No entanto, importa dizer que, nesse trabalho, darei ênfase maior ao processo, não como apresentação de regras ou técnicas a se seguir, mas sim de forma que

promova processos dialógicos em que todos se sintam implicados (FERNANDES, 2016). Como mencionado, a pesquisa, como contribuição para uma pedagogia das transições, será apresentada ao grupo de professores, em momento de formação, dentro do calendário da própria Instituição ou em momento de encontro organizado em parceria com a equipe da instituição onde a pesquisa ocorreu. Quanto ao compartilhamento com as famílias das crianças, também será feito uma devolutiva das contribuições da pesquisa com linguagem apropriada para esse público e em momento organizado entre pesquisadora, professores participantes da pesquisa e equipe diretiva.

Parece essencial lançar, até o momento, o quanto acredito no transformar do interlocutor em pesquisa com crianças. Desde o início, sentia que viveria, e vivi, essa

aprendizagem assim que adentrei na relação “COM” as crianças, pois corroboro

Barbosa (2014, p. 244) que essa experiência contribui com o sair da visão de que as crianças são “seres frágeis, incapazes para chegar na visão de que são sujeitos que exigem proteção e cuidado mas que, paradoxalmente, possuem potência”.

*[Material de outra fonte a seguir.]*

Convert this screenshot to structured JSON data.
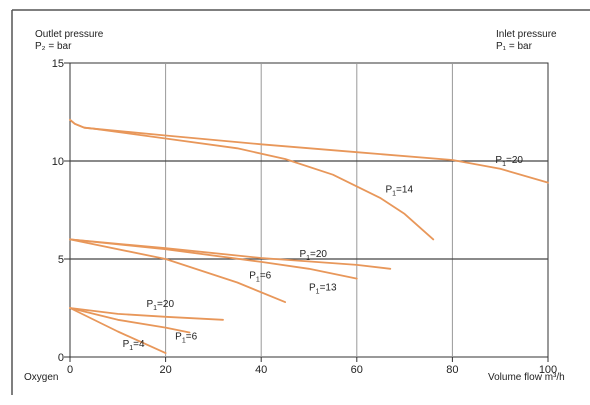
{
  "chart_data": {
    "type": "line",
    "left_title": [
      "Outlet pressure",
      "P₂ = bar"
    ],
    "right_title": [
      "Inlet pressure",
      "P₁ = bar"
    ],
    "corner_label": "Oxygen",
    "xlabel": "Volume flow m³/h",
    "ylabel": "",
    "xlim": [
      0,
      100
    ],
    "ylim": [
      0,
      15
    ],
    "x_ticks": [
      0,
      20,
      40,
      60,
      80,
      100
    ],
    "y_ticks": [
      0,
      5,
      10,
      15
    ],
    "major_grid_y": [
      5,
      10
    ],
    "series": [
      {
        "name": "P1=20",
        "x": [
          0,
          1,
          3,
          5,
          20,
          40,
          60,
          80,
          90,
          100
        ],
        "y": [
          12.1,
          11.9,
          11.7,
          11.65,
          11.3,
          10.85,
          10.45,
          10.05,
          9.6,
          8.9
        ]
      },
      {
        "name": "P1=14",
        "x": [
          0,
          1,
          3,
          5,
          20,
          35,
          45,
          55,
          65,
          70,
          76
        ],
        "y": [
          12.1,
          11.9,
          11.7,
          11.65,
          11.15,
          10.65,
          10.1,
          9.3,
          8.1,
          7.3,
          6.0
        ]
      },
      {
        "name": "P1=20",
        "x": [
          0,
          20,
          40,
          60,
          67
        ],
        "y": [
          6.0,
          5.55,
          5.05,
          4.7,
          4.5
        ]
      },
      {
        "name": "P1=13",
        "x": [
          0,
          20,
          40,
          50,
          60
        ],
        "y": [
          6.0,
          5.5,
          4.85,
          4.5,
          4.0
        ]
      },
      {
        "name": "P1=6",
        "x": [
          0,
          20,
          35,
          45
        ],
        "y": [
          6.0,
          5.0,
          3.8,
          2.8
        ]
      },
      {
        "name": "P1=20",
        "x": [
          0,
          10,
          20,
          32
        ],
        "y": [
          2.5,
          2.2,
          2.05,
          1.9
        ]
      },
      {
        "name": "P1=6",
        "x": [
          0,
          10,
          20,
          25
        ],
        "y": [
          2.5,
          1.9,
          1.5,
          1.25
        ]
      },
      {
        "name": "P1=4",
        "x": [
          0,
          10,
          20
        ],
        "y": [
          2.5,
          1.3,
          0.2
        ]
      }
    ],
    "annotations": [
      {
        "text": "P1=20",
        "x": 89,
        "y": 9.9
      },
      {
        "text": "P1=14",
        "x": 66,
        "y": 8.4
      },
      {
        "text": "P1=20",
        "x": 48,
        "y": 5.1
      },
      {
        "text": "P1=6",
        "x": 37.5,
        "y": 4.0
      },
      {
        "text": "P1=13",
        "x": 50,
        "y": 3.4
      },
      {
        "text": "P1=20",
        "x": 16,
        "y": 2.55
      },
      {
        "text": "P1=6",
        "x": 22,
        "y": 0.9
      },
      {
        "text": "P1=4",
        "x": 11,
        "y": 0.5
      }
    ],
    "colors": {
      "curve": "#e8975a",
      "axis": "#333333",
      "grid_major": "#444444",
      "grid_minor": "#999999"
    }
  }
}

Dessa forma, no próximo capítulo, apresento as revelações e interpretações da pesquisa por unidades de análises. Elenquei essas unidades por escolhas relacionadas à quantidade de material empírico gerado, de cada transição cotidiana, durante as observações em campo. Após seleção e separação do que eu havia narrado e fotografado, foi possível perceber que as transições cotidianas se agrupavam em 3 grandes campos de aprendizagem na Educação Infantil, ao que intitulei: anúncios, deslocamentos e cuidados pessoais (descanso, alimentação e higiene). Embora não fosse possível teorizar todas as transições nesse documento, explicito a justificativa das escolhas realizadas muito ligadas ao material gerado para análise, mas, também, a minha familiaridade e relação teórica com umas e não outras transições cotidianas (VOGLER; CRIVELLO; WOODHEAD, 2008; ALVÃO; CAVALCANTE, 2015).